There's been a number of comments on my earlier posts about migration HERE and HERE and HERE. One of the comments, left by a friend of mine, I have copied into this post (see below) because it corrects some of the misinformation I presented about illegal migration. The friend, though not a Christian, has reminded me of my Christian duty to count my blessings. And I don't say that lightly, as I have just received word this morning that Esther and Joe and Miriam's visas will be delayed at least 8 weeks because a certain document was missing from one of the sponsorship forms (not a very pleasing prospect seeing as we already emptied our pockets to buy airplain tickets).


The issue of illegal migration is a complex one and I am not proposing any answers. But I would make the following points: The person who said it would be ‘easier’ for you to bring Esther and the children over the border illegally, rather than to continue with the legal migration process, is breathtakingly ignorant.

Crossing the Mexico/US border is extremely dangerous. 500 people died trying to cross it in 2005. This is typical for the annual number of deaths. By no stretch of the imagination could a legal immigration process involve the risk of death.Those illegal migrants who get into the US face a whole new set of risks. They have to live life below the radar, usually working for less-than-minimum wage (as you noted). If mistreated by their employers, they have no recourse; complaining means deportation. They are entitled to no medical benefits apart from the fact that in case of medical emergency, hospital emergency rooms cannot turn them out. (They will still be billed for the medical services they receive.) They live with the constant knowledge that they could be deported at any time, even decades after they and their children have made a life in the US. How is this “easy”?

Your remark that you chose the legal route because you are a Christian strikes me as smug, for want of a better word. Laudable as the policy of honesty may be, the migrants you are talking about do not have a choice between honesty/dishonesty. You are in the incredibly privileged position of possessing a US passport. They aren’t. Believe me, if they were married to someone with an American passport, they would go the “honest” way and migrate legally, because their position once they were finally admitted to the US would be 1000 times better.Yes, there are problems with the way the government handles legal migration. I am acutely aware of this, as the red tape of the immigration branch of Homeland Security meant that I had to give birth in the US alone, while my husband was excluded from witnessing the birth of his child for no legitimate reason.

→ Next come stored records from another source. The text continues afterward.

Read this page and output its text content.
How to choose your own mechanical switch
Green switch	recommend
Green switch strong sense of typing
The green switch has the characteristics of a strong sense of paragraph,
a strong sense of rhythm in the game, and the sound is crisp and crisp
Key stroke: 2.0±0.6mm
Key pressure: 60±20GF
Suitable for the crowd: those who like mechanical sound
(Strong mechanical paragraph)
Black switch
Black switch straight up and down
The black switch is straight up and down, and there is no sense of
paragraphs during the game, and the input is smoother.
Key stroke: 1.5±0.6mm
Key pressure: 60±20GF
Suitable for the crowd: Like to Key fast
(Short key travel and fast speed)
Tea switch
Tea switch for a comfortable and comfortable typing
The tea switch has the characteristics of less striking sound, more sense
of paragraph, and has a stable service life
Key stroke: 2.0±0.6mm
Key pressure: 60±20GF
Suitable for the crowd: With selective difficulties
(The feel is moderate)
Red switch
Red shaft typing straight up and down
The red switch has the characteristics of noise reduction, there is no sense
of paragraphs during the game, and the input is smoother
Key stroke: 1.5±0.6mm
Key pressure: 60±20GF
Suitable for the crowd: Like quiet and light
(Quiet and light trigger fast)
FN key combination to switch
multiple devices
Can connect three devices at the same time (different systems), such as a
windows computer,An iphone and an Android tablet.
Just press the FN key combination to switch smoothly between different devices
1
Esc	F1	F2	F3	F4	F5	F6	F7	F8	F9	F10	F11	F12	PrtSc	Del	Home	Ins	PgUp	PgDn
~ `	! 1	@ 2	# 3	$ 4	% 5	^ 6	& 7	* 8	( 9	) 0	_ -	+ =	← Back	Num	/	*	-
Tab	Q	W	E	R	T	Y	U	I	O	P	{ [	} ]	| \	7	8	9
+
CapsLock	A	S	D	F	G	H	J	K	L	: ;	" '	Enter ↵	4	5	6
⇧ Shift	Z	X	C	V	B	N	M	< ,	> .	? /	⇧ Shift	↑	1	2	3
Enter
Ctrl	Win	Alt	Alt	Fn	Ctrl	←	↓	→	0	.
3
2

That situation was not easy, but at no point did I contemplate smuggling Matthew in through Tijuana. I wanted my husband free of incarceration, and alive.

However, these are two separate issues here: injustice toward legal migrants and injustice toward illegal migrants. US policy is a mess on both fronts. But the “irony” of which you speak – “easy” illegal migration versus “difficult” legal migration – does not exist. It is a myth perpetrated by those who know nothing of illegal migration.